Llevábamos una semana en la casona. Al amanecer, DeStefano, Salvo y yo salíamos a conquistar las cimas y regresábamos a la hora del almuerzo, sudorosos y con la lengua fuera, pero encantados. Seguíamos entrenando tras el almuerzo. Después del saco y de practicar fintas y esquivas, Salvo me daba un masaje reparador. Por la noche, nos uníamos a Ventabren bajo un árbol y nos dejábamos mecer por sus inacabables relatos.
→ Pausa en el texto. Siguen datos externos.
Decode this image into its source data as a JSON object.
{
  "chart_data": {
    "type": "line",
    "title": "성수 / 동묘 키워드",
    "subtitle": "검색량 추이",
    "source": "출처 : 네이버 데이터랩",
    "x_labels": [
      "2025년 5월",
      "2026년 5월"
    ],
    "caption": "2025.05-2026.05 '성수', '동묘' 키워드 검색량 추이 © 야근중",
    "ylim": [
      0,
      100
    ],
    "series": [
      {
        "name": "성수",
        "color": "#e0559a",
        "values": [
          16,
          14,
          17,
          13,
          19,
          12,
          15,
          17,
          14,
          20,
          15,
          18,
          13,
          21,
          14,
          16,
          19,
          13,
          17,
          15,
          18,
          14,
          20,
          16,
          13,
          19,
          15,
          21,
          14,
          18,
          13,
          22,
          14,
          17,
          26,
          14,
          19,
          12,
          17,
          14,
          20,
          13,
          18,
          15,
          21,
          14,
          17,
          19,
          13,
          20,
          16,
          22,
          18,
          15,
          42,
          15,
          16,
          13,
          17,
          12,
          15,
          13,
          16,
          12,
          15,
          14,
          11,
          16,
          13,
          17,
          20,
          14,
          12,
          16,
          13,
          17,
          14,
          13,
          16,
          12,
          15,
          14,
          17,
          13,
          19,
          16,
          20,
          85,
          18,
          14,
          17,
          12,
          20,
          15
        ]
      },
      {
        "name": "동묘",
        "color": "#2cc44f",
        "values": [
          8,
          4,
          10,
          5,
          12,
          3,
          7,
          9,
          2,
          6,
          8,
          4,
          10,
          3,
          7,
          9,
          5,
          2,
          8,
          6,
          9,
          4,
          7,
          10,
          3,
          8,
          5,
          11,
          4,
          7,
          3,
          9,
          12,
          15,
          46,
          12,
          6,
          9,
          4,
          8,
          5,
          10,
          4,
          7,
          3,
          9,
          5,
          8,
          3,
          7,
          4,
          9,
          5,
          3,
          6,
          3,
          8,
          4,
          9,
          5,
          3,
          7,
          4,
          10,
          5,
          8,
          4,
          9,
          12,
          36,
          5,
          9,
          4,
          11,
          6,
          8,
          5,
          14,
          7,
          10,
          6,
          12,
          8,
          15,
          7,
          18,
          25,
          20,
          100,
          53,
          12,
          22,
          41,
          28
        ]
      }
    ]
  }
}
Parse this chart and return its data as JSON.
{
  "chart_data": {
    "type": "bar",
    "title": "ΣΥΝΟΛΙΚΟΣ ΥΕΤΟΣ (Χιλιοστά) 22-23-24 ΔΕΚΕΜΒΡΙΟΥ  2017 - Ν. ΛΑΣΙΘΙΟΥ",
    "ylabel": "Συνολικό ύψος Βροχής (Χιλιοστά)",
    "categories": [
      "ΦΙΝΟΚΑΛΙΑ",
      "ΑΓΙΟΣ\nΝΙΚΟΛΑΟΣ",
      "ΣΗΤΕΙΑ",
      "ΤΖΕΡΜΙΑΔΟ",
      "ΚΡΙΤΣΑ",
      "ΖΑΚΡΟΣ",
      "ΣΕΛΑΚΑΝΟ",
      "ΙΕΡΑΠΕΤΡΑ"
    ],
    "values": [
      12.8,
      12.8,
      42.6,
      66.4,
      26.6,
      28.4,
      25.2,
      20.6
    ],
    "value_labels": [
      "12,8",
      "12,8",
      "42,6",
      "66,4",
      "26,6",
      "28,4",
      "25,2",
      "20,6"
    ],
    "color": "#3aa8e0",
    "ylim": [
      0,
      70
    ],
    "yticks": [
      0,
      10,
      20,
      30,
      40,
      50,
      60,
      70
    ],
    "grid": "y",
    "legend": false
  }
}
Aparte del petardeo de la moto del lechero, que acudía diariamente a las nueve, estábamos aislados de la civilización.
Cuando aparecía el lechero se acababa la quietud rural. Tenía unos cincuenta y tantos años y nunca miraba de frente, pero sabía hacerse imprescindible gracias a los sabrosos cotilleos que iba recolectando por los pueblos aledaños. Yo apenas escuchaba sus indiscreciones. La verdad es que me caía mal. Era un tipo extraño, esquivo y vicioso; un granuja de mirada taimada y un perverso repugnante. Una vez lo pillé con la nariz pegada a la ventana de la cocina, espiando a Fatma y toqueteándose. Me daba mucho asco. Verlo arrancar su moto para irse era para mí una liberación, como si se me pasara una fuerte migraña.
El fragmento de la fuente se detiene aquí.